Argentina incumplió 9 de cada 10 metas climáticas en los últimos 2 años

Argentina asumió numerosos compromisos climáticos en leyes, planes nacionales, estrategias y acuerdos internacionales, pero su nivel de implementación resultainsuficiente frente a los plazos previstos. Así lo señaló un monitoreo ciudadano coordinado por Sustentabilidad Sin Fronteras junto con 26 organizaciones aliadas, que analizó 115 objetivos oficiales y concluyó que el 88,7% está fuera de una trayectoria de cumplimiento.

El relevamiento formó parte de la segunda actualización del Observatorio Nacional de Acción Climática y comparó la evolución de los compromisos respecto de la primera medición, realizada en agosto de 2025.

El informe fue presentado por Mariano Villares, fundador de Sustentabilidad Sin Fronteras, a mediados de julio, y concluyó que solo 13 objetivos (el 11,3%), se encuentran en trayectoria real de cumplimiento. Los 102 restantes no muestran avances suficientes para estimar que podrán alcanzarse.

Los objetivos analizados incluyeron eficiencia energética, preservación de bosques, de la biodiversidad y reducción de emisiones de gases de efecto invernadero, entre otros. Por cada dos ítems que mejoraron, casi tres empeoraron. La trayectoria negativa creció de 39 a 49 objetivos en un año.

Más allá del impacto ambiental de estos incumplimientos, Argentina deja de acceder a financiamiento internacional, como bonos y créditos verdes, atado a la observancia de metas ambientales y climáticas.

Cumplimientos con bajo impacto

Los 13 objetivos en trayectoria positiva se concentran principalmente en el eje de Rendición y Transparencia, vinculado a la publicación del Sistema Nacional de Información sobre Cambio Climático, el Sistema de Monitoreo del Plan Nacional de Adaptación y Mitigación al Cambio Climático, el Informe Anual Ambiental y el seguimiento del compromiso de presentación del segundo Informe Bienal de Transparencia.

“Son avances institucionales relevantes para la gobernanza climática, pero insuficientes para modificar la situación de los sectores con mayor impacto directo en emisiones, adaptación y resiliencia. Sectores como bosques, transporte, residuos, emisiones y biodiversidad no tienen ningún objetivo cumplido”, señaló Villares.

La agenda 2030 en riesgo

De los 23 compromisos con fecha límite entre 2023 y 2025, solo 2 fueron cumplidos en el plazo previsto y otros 2 se cumplieron fuera de plazo. Si el criterio es el cumplimiento en tiempo y forma, 21 de 23 objetivos, el 91,3%, no alcanzaron ese estándar.

El dato es relevante porque de los 115 objetivos evaluados, 76 vencen en 2030. Dentro de ese grupo, 28 no registran avances, 26 cuentan con un avance leve, 7 ya fueron clasificados como imposibles de cumplir en el plazo establecido y solo 3 alcanzaron la categoría cumplido. Faltan cuatro años para esa fecha y la gran mayoría de esos compromisos no está en trayectoria de cumplimiento.
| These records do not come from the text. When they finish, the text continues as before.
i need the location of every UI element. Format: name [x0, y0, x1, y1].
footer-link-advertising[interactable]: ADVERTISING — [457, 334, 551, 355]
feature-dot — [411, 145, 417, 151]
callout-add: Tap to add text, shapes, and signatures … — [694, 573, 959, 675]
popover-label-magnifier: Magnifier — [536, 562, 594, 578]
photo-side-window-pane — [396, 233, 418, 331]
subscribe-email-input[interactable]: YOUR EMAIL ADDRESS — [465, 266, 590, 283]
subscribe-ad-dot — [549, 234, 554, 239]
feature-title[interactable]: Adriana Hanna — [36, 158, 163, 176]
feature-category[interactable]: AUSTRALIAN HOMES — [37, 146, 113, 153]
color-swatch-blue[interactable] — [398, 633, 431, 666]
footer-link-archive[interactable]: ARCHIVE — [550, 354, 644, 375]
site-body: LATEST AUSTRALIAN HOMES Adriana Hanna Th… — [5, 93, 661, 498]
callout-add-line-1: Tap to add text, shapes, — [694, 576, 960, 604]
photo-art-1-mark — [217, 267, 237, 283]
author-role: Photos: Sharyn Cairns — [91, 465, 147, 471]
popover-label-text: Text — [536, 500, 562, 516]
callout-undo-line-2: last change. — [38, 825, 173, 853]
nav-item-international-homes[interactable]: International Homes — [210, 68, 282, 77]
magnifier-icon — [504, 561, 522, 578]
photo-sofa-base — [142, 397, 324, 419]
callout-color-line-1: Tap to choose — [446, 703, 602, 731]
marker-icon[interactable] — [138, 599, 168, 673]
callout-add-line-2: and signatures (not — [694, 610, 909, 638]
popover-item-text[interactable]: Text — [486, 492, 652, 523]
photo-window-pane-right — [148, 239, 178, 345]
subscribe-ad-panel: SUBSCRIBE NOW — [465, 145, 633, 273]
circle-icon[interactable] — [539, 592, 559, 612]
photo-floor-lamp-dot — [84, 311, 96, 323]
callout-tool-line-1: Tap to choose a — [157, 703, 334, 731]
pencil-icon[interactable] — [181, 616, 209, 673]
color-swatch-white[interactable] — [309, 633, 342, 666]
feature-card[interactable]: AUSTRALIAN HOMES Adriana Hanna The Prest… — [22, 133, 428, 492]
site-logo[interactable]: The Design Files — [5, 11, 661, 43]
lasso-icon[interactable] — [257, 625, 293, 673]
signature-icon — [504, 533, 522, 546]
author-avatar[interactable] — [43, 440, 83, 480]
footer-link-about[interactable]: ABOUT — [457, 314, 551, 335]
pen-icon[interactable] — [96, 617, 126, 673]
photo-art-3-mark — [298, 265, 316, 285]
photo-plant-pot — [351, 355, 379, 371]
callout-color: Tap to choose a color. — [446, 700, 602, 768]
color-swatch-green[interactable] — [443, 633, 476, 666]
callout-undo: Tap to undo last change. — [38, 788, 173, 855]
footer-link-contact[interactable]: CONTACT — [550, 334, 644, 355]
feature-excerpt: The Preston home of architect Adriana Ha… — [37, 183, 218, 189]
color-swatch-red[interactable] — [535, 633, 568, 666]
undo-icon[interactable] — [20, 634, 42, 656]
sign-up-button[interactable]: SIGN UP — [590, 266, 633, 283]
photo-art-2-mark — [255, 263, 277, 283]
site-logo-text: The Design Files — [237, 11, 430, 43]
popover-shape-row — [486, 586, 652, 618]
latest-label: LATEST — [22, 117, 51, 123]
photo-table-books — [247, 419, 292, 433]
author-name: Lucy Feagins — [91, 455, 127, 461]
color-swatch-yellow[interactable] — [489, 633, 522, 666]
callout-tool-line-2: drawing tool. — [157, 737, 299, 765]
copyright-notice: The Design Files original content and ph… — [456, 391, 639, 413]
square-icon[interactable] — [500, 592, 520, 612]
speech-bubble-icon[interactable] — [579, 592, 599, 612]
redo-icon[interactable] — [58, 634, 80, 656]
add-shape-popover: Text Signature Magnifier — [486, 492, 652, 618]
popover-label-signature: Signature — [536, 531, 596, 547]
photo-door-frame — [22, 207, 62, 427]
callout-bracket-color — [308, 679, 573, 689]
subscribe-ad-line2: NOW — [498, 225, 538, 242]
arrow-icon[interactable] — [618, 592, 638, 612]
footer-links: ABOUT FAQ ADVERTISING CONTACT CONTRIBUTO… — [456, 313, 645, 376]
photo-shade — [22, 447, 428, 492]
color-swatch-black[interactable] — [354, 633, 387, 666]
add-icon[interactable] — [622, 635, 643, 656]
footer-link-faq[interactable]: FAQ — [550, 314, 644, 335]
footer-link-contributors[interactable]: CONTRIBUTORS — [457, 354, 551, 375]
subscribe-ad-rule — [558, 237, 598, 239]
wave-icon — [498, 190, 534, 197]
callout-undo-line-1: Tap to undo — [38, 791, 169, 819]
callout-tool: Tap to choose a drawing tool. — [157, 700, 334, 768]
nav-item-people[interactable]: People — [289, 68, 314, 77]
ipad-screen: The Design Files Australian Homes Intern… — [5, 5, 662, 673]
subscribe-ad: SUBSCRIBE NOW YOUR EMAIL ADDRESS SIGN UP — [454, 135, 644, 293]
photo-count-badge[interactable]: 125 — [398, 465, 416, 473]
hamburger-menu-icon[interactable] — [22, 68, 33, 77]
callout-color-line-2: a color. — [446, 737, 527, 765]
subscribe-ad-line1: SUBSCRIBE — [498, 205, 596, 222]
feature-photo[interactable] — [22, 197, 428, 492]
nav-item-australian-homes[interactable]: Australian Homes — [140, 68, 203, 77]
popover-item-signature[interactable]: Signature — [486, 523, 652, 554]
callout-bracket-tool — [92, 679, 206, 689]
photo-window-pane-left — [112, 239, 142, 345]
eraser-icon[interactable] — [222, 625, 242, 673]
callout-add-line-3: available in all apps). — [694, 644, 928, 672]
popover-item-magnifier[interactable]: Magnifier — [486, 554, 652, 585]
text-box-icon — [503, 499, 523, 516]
El informe se presentó en un contexto de desfinanciamiento y desjerarquización de la política ambiental nacional, que dejó de ser Ministerio bajo la presidencia de Javier Milei para transformarse en Subsecretaría, cargo que continúa vacante desde la renuncia del último subsecretario, Fernando Jorge Brom, el 30 de junio de 2026.

Compromisos provinciales insuficientes

El monitoreo de Sustentabilidad Sin Fronteras también incorporó el análisis de los Planes de Respuesta al Cambio Climático provinciales, exigidos por la Ley 27.520 (de presupuestos mínimos de mitigación y adaptación al Cambio Climático). Al cierre del informe, solo tres provincias contaban con planes convalidados: Jujuy, La Pampa y Misiones.

“El número global es preocupante, pero lo más relevante es la dirección”, sostuvo Villares. “No estamos ante una foto estática de incumplimiento, sino ante un sistema que se aleja cada vez más de sus metas mientras el tiempo se acorta. El problema no es la falta de compromisos climáticos, sino la falta de implementación sostenida, de información pública y de capacidad institucional para cumplirlos”, señaló el fundador de Sustentabilidad Sin Fronteras.